Map<String, List<String>> map = new HashMap<>();
long millis;
map.put("test", Arrays.asList("1", "2", "3", "4"));
map.put("test2", Arrays.asList("10", "20", "30", "40"));
map.put("test3", Arrays.asList("100", "200", "300", "400"));
int maxcounter = 1000000;
System.out.println("1 stream flatmap");
millis = System.currentTimeMillis();
for (int i = 0; i < maxcounter; i++) {
List<String> someList = map.values().stream().flatMap(c -> c.stream()).collect(Collectors.toList());
}
System.out.println(System.currentTimeMillis() - millis);
System.out.println("1 parallel stream flatmap");
millis = System.currentTimeMillis();
for (int i = 0; i < maxcounter; i++) {
List<String> someList = map.values().parallelStream().flatMap(c -> c.stream()).collect(Collectors.toList());
}
System.out.println(System.currentTimeMillis() - millis);
System.out.println("1 foreach");
millis = System.currentTimeMillis();
for (int i = 0; i < maxcounter; i++) {
List<String> mylist = new ArrayList<String>();
map.values().forEach(mylist::addAll);
}
System.out.println(System.currentTimeMillis() - millis);
System.out.println("1 for");
millis = System.currentTimeMillis();
for (int i = 0; i < maxcounter; i++) {
List<String> mylist = new ArrayList<String>();
for (List<String> item : map.values()) {
mylist.addAll(item);
}
}
System.out.println(System.currentTimeMillis() - millis);
System.out.println("2 stream flatmap");
millis = System.currentTimeMillis();
for (int i = 0; i < maxcounter; i++) {
List<String> someList = map.values().stream().flatMap(c -> c.stream()).collect(Collectors.toList());
}
System.out.println(System.currentTimeMillis() - millis);
System.out.println("2 parallel stream flatmap");
millis = System.currentTimeMillis();
for (int i = 0; i < maxcounter; i++) {
List<String> someList = map.values().parallelStream().flatMap(c -> c.stream()).collect(Collectors.toList());
}
System.out.println(System.currentTimeMillis() - millis);
System.out.println("2 foreach");
millis = System.currentTimeMillis();
for (int i = 0; i < maxcounter; i++) {
List<String> mylist = new ArrayList<String>();
map.values().forEach(mylist::addAll);
}
System.out.println(System.currentTimeMillis() - millis);
System.out.println("2 for");
millis = System.currentTimeMillis();
for (int i = 0; i < maxcounter; i++) {
List<String> mylist = new ArrayList<String>();
for (List<String> item : map.values()) {
mylist.addAll(item);
}
}
System.out.println(System.currentTimeMillis() - millis);
And here are the results:
1 stream flatmap
468
1 parallel stream flatmap
1529
1 foreach
140
1 for
172
2 stream flatmap
296
2 parallel stream flatmap
1482
2 foreach
156
2 for
141
Edit 2016-05-24 (two years after):
Running the same test using an actual Java 8 version (U92) on the same machine:
1 stream flatmap
313
1 parallel stream flatmap
3257
1 foreach
109
1 for
141
2 stream flatmap
219
2 parallel stream flatmap
3830
2 foreach
125
2 for
140
It seems that there is a speedup for sequential processing of streams and an even larger overhead for parallel streams.
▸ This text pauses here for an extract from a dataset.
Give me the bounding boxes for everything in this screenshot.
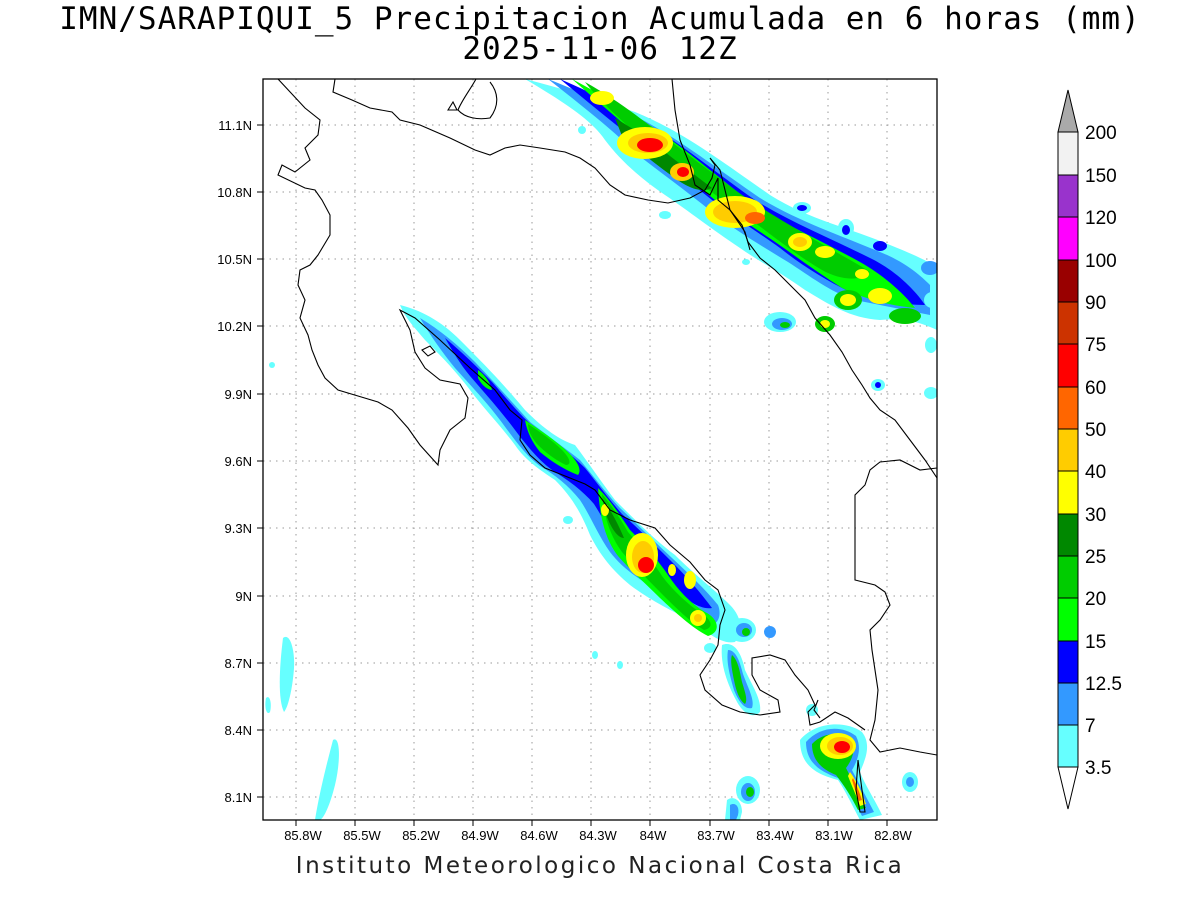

Edit 2018-10-18 (four years after):
Using now Java 10 version (10.0.2) on the same machine:
1 stream flatmap
393
1 parallel stream flatmap
3683
1 foreach
157
1 for
175
2 stream flatmap
243
2 parallel stream flatmap
5945
2 foreach
128
2 for
187
The overhead for parallel streaming seems to be larger.
Edit 2020-05-22 (six years after):
Using now Java 14 version (14.0.0.36) on a different machine:
1 stream flatmap
299
1 parallel stream flatmap
3209
1 foreach
202
1 for
170
2 stream flatmap
178
2 parallel stream flatmap
3270
2 foreach
138
2 for
167
It should really be noted, that this was done on a different machine (but I think comparable). The parallel streaming overhead seems to be considerably smaller than before.